Guidance from bodies such as the Chartered Institute of Personnel and Development consistently emphasises that wellbeing must be holistic, inclusive, and embedded into organisational culture and not fragmented across disconnected tools. When access is unequal, engagement declines, trust erodes, and outcomes suffer.
Device-Agnostic Portals: A Structural Shift
Device-agnostic wellbeing portals represent a fundamental redesign of how support is delivered.
Rather than requiring employees to conform to technology, these platforms adapt to the employee, offering access through:
- Web browsers (desktop and mobile)
- SMS and low-bandwidth channels
- Integration with HRIS, SSO, and existing enterprise systems
This approach removes friction and expands reach, enabling organisations to engage every employee, not just the digitally privileged.
From a risk and governance perspective, the advantages are significant:
- Centralised data and analytics: Real-time visibility across mental, physical, and financial wellbeing
- Improved compliance: Alignment with GDPR and secure handling of sensitive health data
- Operational efficiency: Reduced administrative burden through unified platforms
- Strategic insight: Data-driven decision-making for HR and risk leaders
Crucially, these platforms align with frameworks such as the Business in the Community Workwell Model, which positions employee wellbeing as a driver of organisational performance, not merely an HR initiative.
From Frameworks to Execution
Leading organisations are not starting from scratch, instead they are anchoring their strategies in established frameworks:
- The Workwell Model (Business in the Community) emphasises leadership accountability, good work design, and inclusive cultures
- Guidance from the Health and Safety Executive provides structured approaches to stress risk assessment and intervention
- The Chartered Institute of Personnel and Development advocates a preventative, whole-person approach to wellbeing
Device-agnostic portals operationalise these frameworks by:
- Enabling continuous risk assessment through engagement data
- Supporting early intervention via nudges and personalised resources
- Providing measurable outcomes that can be reported at board level
This is where strategy moves from intent to impact.
Implementation: From Concept to Measurable Impact
For organisations looking to act, the path forward is pragmatic:
- Start with risk
Conduct a comprehensive stress risk assessment in line with HSE guidance. Identify gaps across workforce segments and not just averages.
- Design for inclusion
Select platforms that are truly device-agnostic, ensuring access regardless of role, income level, or digital capability.

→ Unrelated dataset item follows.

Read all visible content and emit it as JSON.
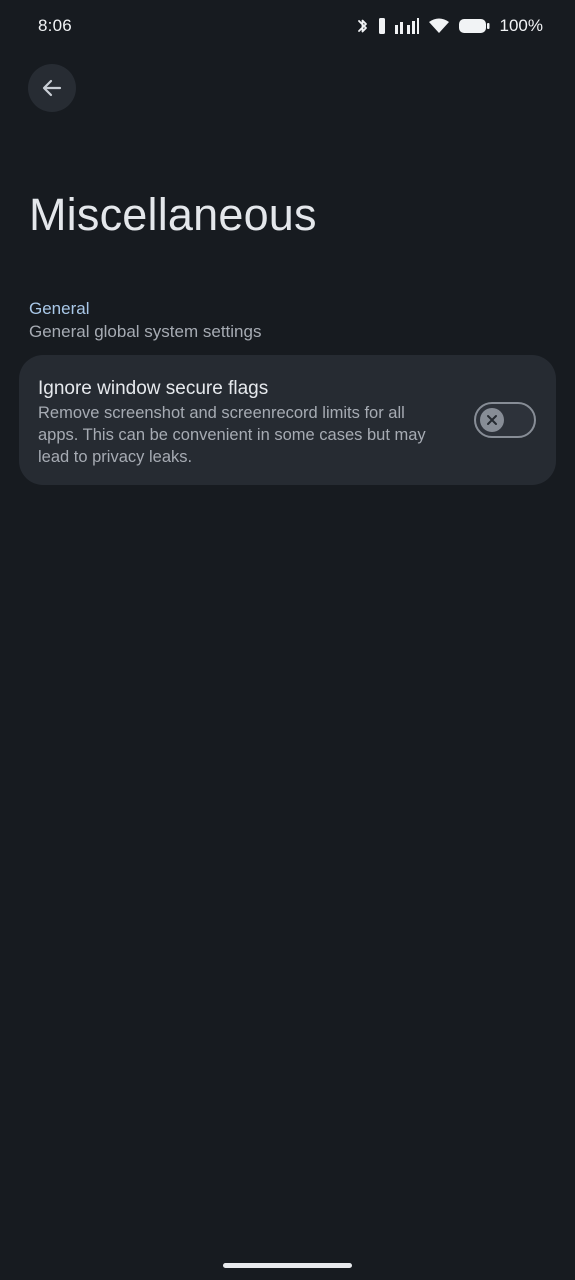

- Integrate, don’t fragment
Prioritise solutions that integrate with existing HR and IT ecosystems, avoiding tool proliferation.
- Pilot and iterate
Launch targeted initiatives across wellbeing pillars including mental, physical, financial, and refine based on engagement data.
- Measure what matters
Track utilisation, outcomes, and correlations with absence, productivity, and retention.
- Report at board level
Position wellbeing metrics alongside financial and operational KPIs to reinforce accountability.

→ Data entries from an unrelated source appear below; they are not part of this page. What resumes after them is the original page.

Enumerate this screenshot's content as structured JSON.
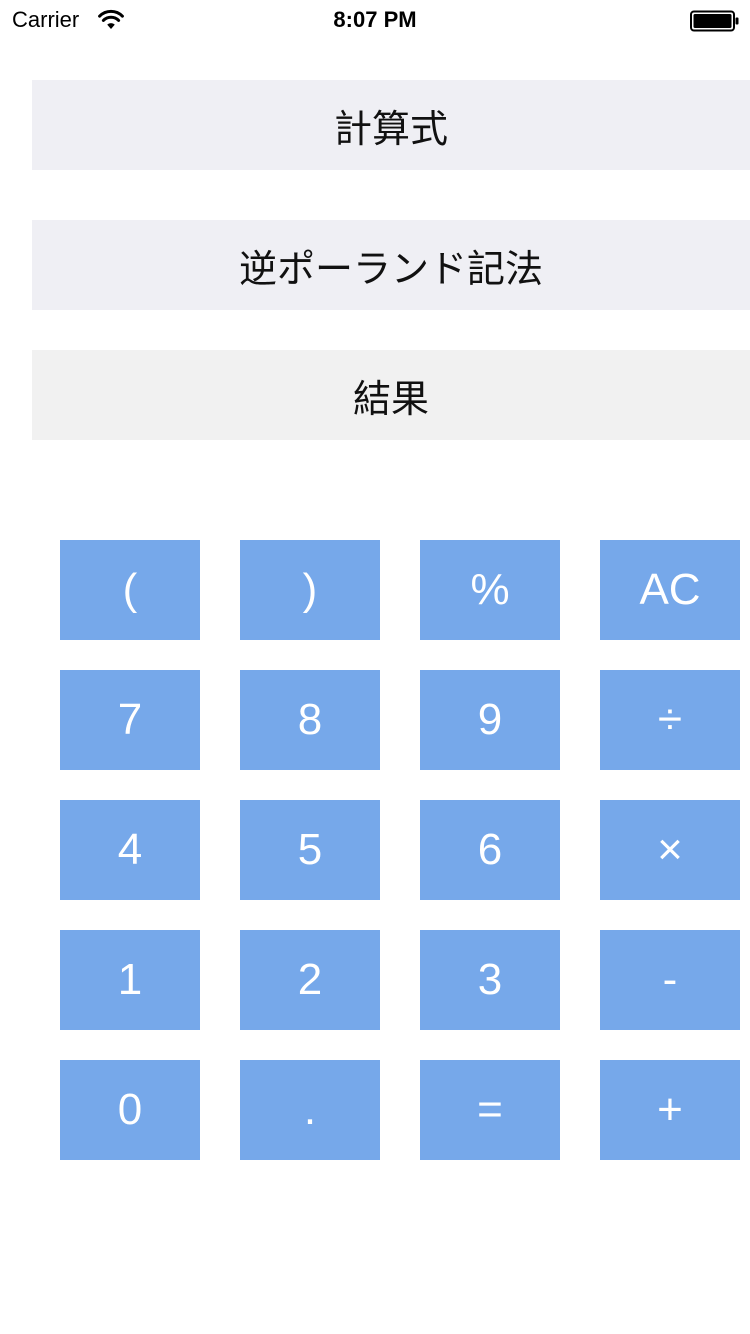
{
  "status_bar": {
    "carrier": "Carrier",
    "time": "8:07 PM",
    "wifi_icon": "wifi-icon",
    "battery_icon": "battery-icon"
  },
  "displays": {
    "formula": "計算式",
    "rpn": "逆ポーランド記法",
    "result": "結果"
  },
  "keypad": {
    "rows": [
      [
        "(",
        ")",
        "%",
        "AC"
      ],
      [
        "7",
        "8",
        "9",
        "÷"
      ],
      [
        "4",
        "5",
        "6",
        "×"
      ],
      [
        "1",
        "2",
        "3",
        "-"
      ],
      [
        "0",
        ".",
        "=",
        "+"
      ]
    ]
  },
  "colors": {
    "key_background": "#76a8ea",
    "key_text": "#ffffff",
    "display_background": "#efeff4",
    "result_background": "#f1f1f1"
  }
}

Evidence suggests that well-designed platforms, particularly those leveraging behavioural nudges and gamification, can achieve engagement rates exceeding 40%, a meaningful benchmark in this space.
A Strategic Imperative, Not a Tactical Choice
For the C-suite, the shift to device-agnostic wellbeing is not about technology. Rather, it is about risk mitigation, workforce equity, and long-term value creation.
- For CEOs: it strengthens organisational resilience and culture
- For CFOs: it protects productivity and reduces hidden costs
- For CHROs: it enables inclusive, scalable people strategies
- For Risk leaders: it provides measurable control over a growing risk category
As mental health costs continue to rise, approaching £56 billion annually by some estimates, the organisations that succeed will be those that treat wellbeing not as an initiative, but as infrastructure.
Closing Thought
“My Health, My Right” is more than a slogan. It is a reframing of responsibility from employer-led provision to employee-enabled ownership.
Device-agnostic portals make that possible.
They ensure that every employee, regardless of circumstance, has the ability to engage, to access support, and to take control of their wellbeing.
And in doing so, they unlock what every organisation ultimately seeks: a healthier, more productive, and more sustainable workforce.